I had puppy fat when I was entering my teens. I remember in that strange national dress which was also the school-uniform in that other country, I used to feel like I had oversized boobs for my age. Just like I felt I had oversized feet for my gender and size. And like I had way too much limb hair for being a human. Each of these I could observe as pieces to my whole, cos the bathroom mirror was too high and too small, and the bedroom - I shared with my lil sis.

When we got back to India, I got jaundice after a year. That’s the first time I remember forcing a privacy for myself, not sure the disease had anything to do with it other than the fact that I was home when much of the world wasn’t. I lost a lot of weight from that, and from then have I, my earliest memories of my whole self in the bedroom mirror cos I started shutting its door. That was my beginning, of learning to accept myself – my body – for what it was or for how it looked and how it changed under different influences. That was also I think the very beginning of me trying to give myself space from the world, whenever I got it, of learning how to preserve that.

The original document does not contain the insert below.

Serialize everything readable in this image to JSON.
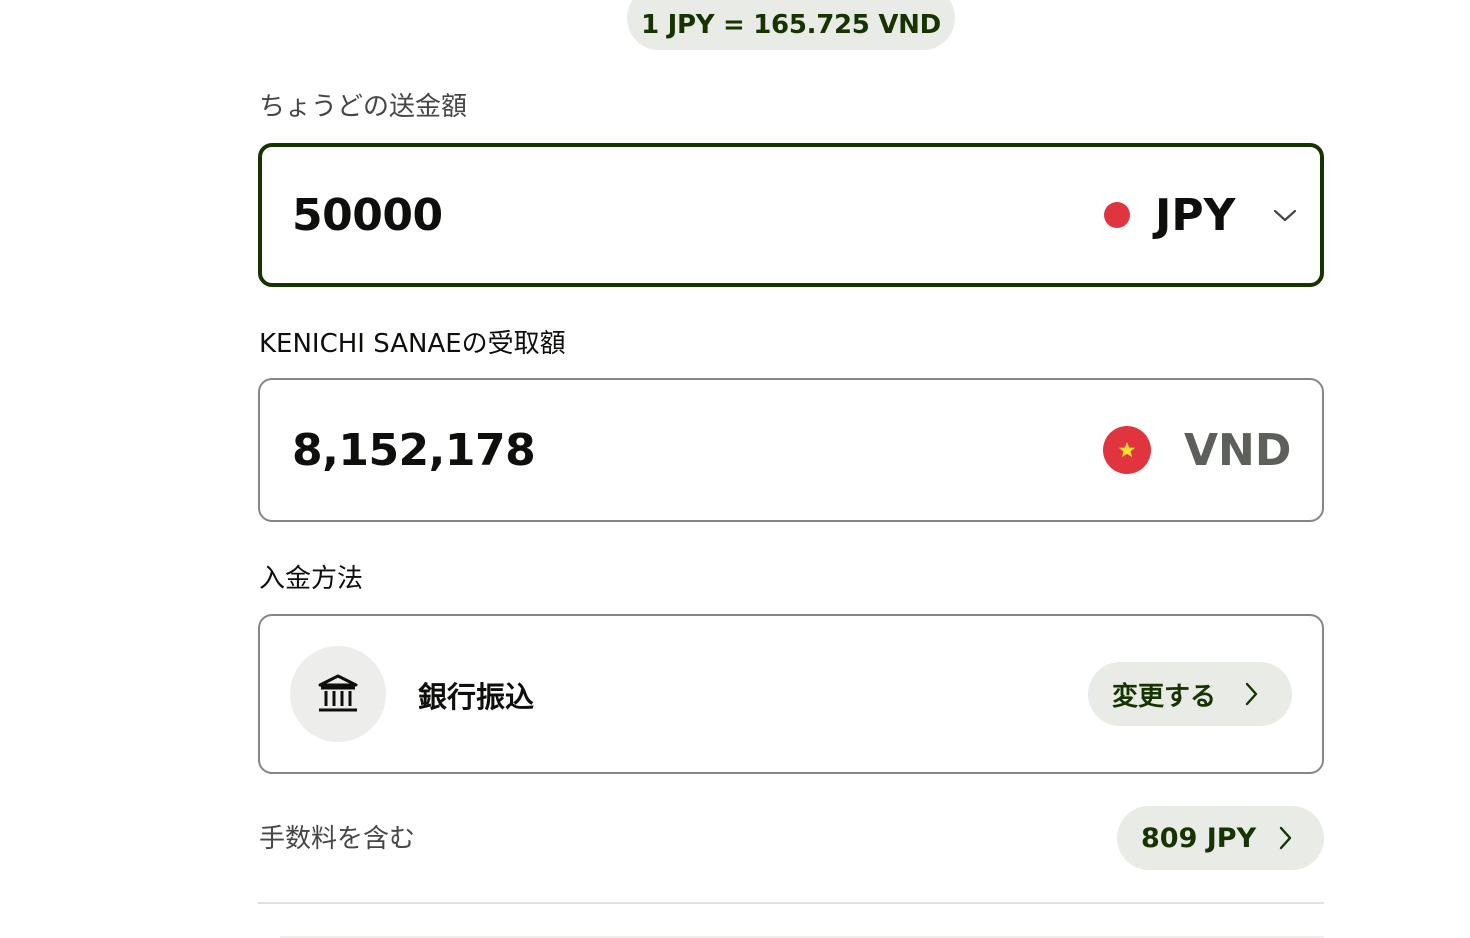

Much later, in a girls’ hostel when I had a room to myself where I could in fact lock it from within, I would often pretend to be still sleeping and remain unresponsive to early morning knocks at my door – invitations simply to companionship, someone else’s plea out of loneliness – only because I wanted to be alone.

Thursday, June 23, 2016

with age, new languages become not just difficult to learn, but also difficult to try and introduce to one's mind as a language. one's sense of being is too old now to understand even the idea of speaking in a foreign tongue. almost like learning to swim when an adult; one's reflexes and natural responses refute the possibility that water, a foreign medium, can be conquered, 'walked upon'.

no matter how many french/spanish words I will understand now, my mind will always treat them as extensions of my vocabulary of english.